« Trois ingrédients, pas un de plus » et la grand-mère de Tom, Derek, et Suzanne nous emporte dans une histoire fantastique. Pour faire face à sa perte, la fratrie se retrouve chez leur grand-père et trouve des mécanismes pour surmonter le deuil.
Les Contes du pommier (Patrik Pass Jr., Jean-Claude Rozec, David Sukup et Léon Vidmar) est une adaptation du recueil de nouvelles Of Unwanted Things and People de l’écrivain tchèque Arnošt Goldflam. Devenu père à un âge tardif, il craint de ne pouvoir être présent dans les épreuves les plus compliquées de la vie de ses enfants. Il rédige alors ce recueil dans l’objectif de les accompagner même de loin, même de l’au-delà.
Tom, Derek et Suzanne rendent visite à leur grand-père, récemment veuf. Alors que le deuil est omniprésent et semble avoir assombri toute la maison, Suzanne décide de rallumer la lumière en reprenant la tradition de sa grand-mère. La jeune fille se lance dans la création de contes à l’aide de trois ingrédients, tout comme sa grand-mère.
Le déni, la colère et l’acceptation
Malgré l’aspect magique et candide du film donné principalement par l’utilisation de la stop-motion, Les Contes du pommier regorge de thématiques lourdes gravitant autour de la perte.

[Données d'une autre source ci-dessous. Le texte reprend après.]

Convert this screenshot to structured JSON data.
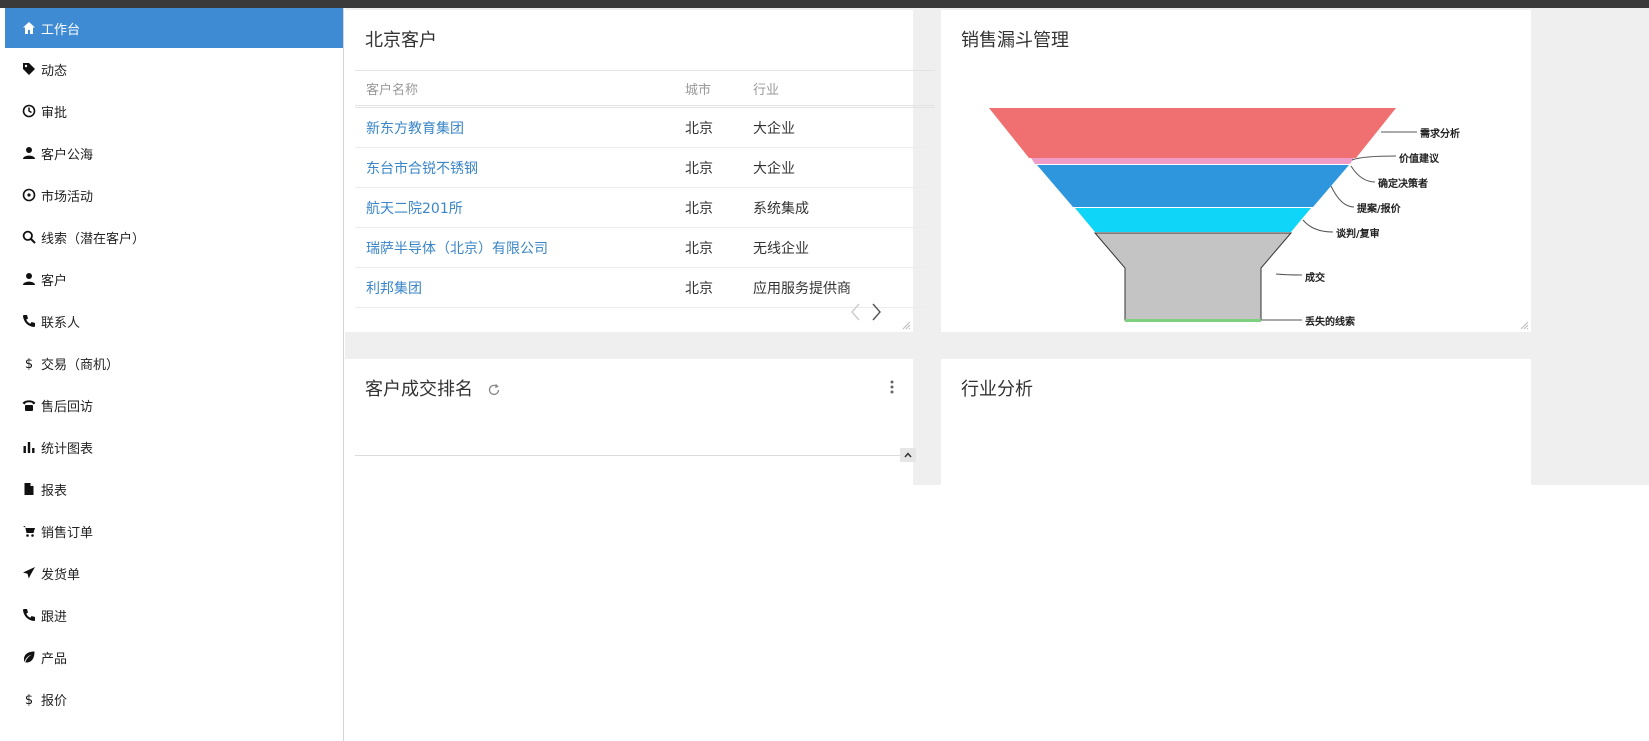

Les enfants représentent chacun une étape du deuil. Ces dernières se comptent au nombre de sept : le choc, le déni, la colère, la tristesse, la résignation, l’acceptation et la reconstruction. C’est ainsi que Derek, le cadet, incarne le déni. À peine arrivé, il cherche sa grand-mère. Tom, l’aîné, incarne la colère. Incapable de supporter cette perte, il se referme sur lui-même et se réfugie dans la cabane dans l’arbre. Suzanne, au milieu, est dans la phase d’acceptation. Elle sait que sa grand-mère n’est plus, mais elle est avant tout portée par le souvenir de cette dernière, à qui elle tente de rendre hommage.

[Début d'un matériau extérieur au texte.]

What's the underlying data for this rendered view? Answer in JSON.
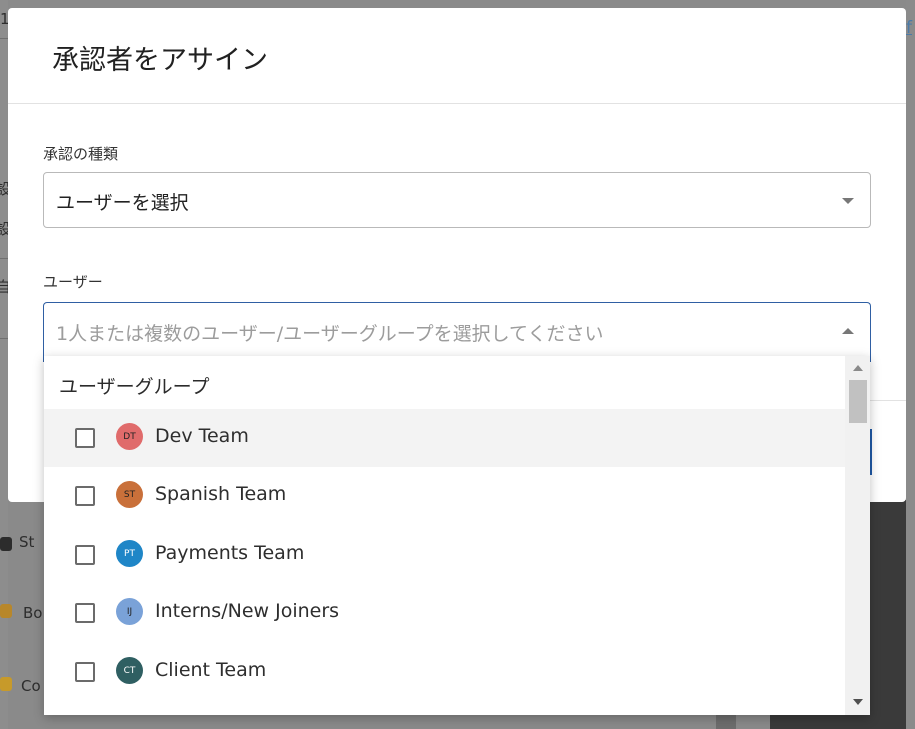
{
  "background": {
    "link_fragment": "f",
    "fragments": [
      "St",
      "Bo",
      "Co",
      "設",
      "設",
      "自",
      "1"
    ]
  },
  "modal": {
    "title": "承認者をアサイン",
    "approval_type": {
      "label": "承認の種類",
      "value": "ユーザーを選択"
    },
    "users": {
      "label": "ユーザー",
      "placeholder": "1人または複数のユーザー/ユーザーグループを選択してください"
    }
  },
  "dropdown": {
    "group_header": "ユーザーグループ",
    "options": [
      {
        "initials": "DT",
        "label": "Dev Team",
        "color": "#e06b6b",
        "checked": false
      },
      {
        "initials": "ST",
        "label": "Spanish Team",
        "color": "#c9703a",
        "checked": false
      },
      {
        "initials": "PT",
        "label": "Payments Team",
        "color": "#1f86c7",
        "checked": false
      },
      {
        "initials": "IJ",
        "label": "Interns/New Joiners",
        "color": "#7aa2d8",
        "checked": false
      },
      {
        "initials": "CT",
        "label": "Client Team",
        "color": "#2f5f62",
        "checked": false
      }
    ]
  },
  "colors": {
    "accent": "#2f5fa3",
    "text": "#212121",
    "placeholder": "#9c9c9c"
  }
}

De fait, Les Contes du pommier ne cache pas sa thématique mélancolique. Le grand-père est ostensiblement triste et les enfants sont évidemment perturbés. Toutefois, l’ambiance générale du film reste légère et tendre, déjà à travers la technique en stop-motion, et ensuite via les histoires merveilleuses qui sont contées.

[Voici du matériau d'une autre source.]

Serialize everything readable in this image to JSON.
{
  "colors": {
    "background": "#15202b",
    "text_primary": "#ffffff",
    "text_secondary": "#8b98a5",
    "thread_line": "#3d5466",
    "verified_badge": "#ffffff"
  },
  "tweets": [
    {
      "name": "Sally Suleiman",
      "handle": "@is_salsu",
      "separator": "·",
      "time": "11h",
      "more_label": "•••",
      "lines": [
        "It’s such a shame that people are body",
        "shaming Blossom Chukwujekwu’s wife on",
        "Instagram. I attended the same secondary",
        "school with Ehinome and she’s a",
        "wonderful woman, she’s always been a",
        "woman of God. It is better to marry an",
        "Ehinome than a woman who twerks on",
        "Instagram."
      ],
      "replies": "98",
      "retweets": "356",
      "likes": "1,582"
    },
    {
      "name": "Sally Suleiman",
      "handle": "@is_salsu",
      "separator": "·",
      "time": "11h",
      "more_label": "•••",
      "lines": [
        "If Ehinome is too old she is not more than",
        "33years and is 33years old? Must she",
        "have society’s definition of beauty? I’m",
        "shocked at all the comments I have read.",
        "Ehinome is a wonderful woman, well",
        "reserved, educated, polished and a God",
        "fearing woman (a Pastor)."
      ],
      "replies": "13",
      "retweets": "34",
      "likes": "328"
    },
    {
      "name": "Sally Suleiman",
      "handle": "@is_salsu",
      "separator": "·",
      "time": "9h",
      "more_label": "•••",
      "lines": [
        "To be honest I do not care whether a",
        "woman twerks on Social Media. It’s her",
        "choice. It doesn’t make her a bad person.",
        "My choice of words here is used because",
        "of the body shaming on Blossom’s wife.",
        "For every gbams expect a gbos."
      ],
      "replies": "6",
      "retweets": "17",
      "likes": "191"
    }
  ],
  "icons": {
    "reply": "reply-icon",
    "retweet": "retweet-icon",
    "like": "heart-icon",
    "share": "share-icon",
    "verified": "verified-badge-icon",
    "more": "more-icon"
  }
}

Exactement comme Arnošt Goldflam le prévoyait, les contes permettent aux enfants de faire face au deuil. Ils permettent également au grand-père d’avancer et de retrouver un semblant de magie dans son existence.

Rallumer la lumière, faire place à la magie
La mise en scène permet de mêler des contes merveilleux avec la réalité, plus banale, de la vie des personnages. C’est aussi ce qui permet une dilution de l’un dans l’autre. Tout au long du film, le grand-père s’évertue à bricoler dans son atelier. Ses petits-enfants tentent de reprendre le cours normal de leur vie, tandis qu’il est fixé sur ce projet mystérieux et magique.
Suzanne occupe le rôle de vecteur entre le monde réel et le monde conté. Et au fur et mesure qu’elle raconte ses histoires, la magie revient petit à petit dans le quotidien. Ainsi, alors qu’elle en vient à la dernière histoire, à laquelle le grand-père ajoute un ingrédient, elle finit par rallumer la lumière sur une réalité sombre, et à ramener la magie dans un monde dénué de fantastique. La solution semble tomber du ciel, le grand-père peut finir son objet et le présenter à la fratrie. Il signe un dernier hommage à la grand-mère ; ce dernier se présente comme un point culminant de la dilution du fantastique dans le réel, à tel point qu’elle semble reprendre temporairement vie à travers un jeu d’image et de lumière.
La technique d’animation très stylisée permet également de donner un aspect merveilleux à ce film. Le potentiel de la stop-motion est surtout exploité dans les contes qui prennent corps au cours du récit. Les Contes du pommier est une fable enfantine, tendre et douce malgré sa thématique mature. Le film aborde la question du deuil avec justesse et permet d’y apporter un versant lumineux à hauteur d’enfant.
Les Contes du pommier, un film de Patrik Pass Jr., Jean-Claude Rozec, et David Sukup. En salles le 8 avril 2026.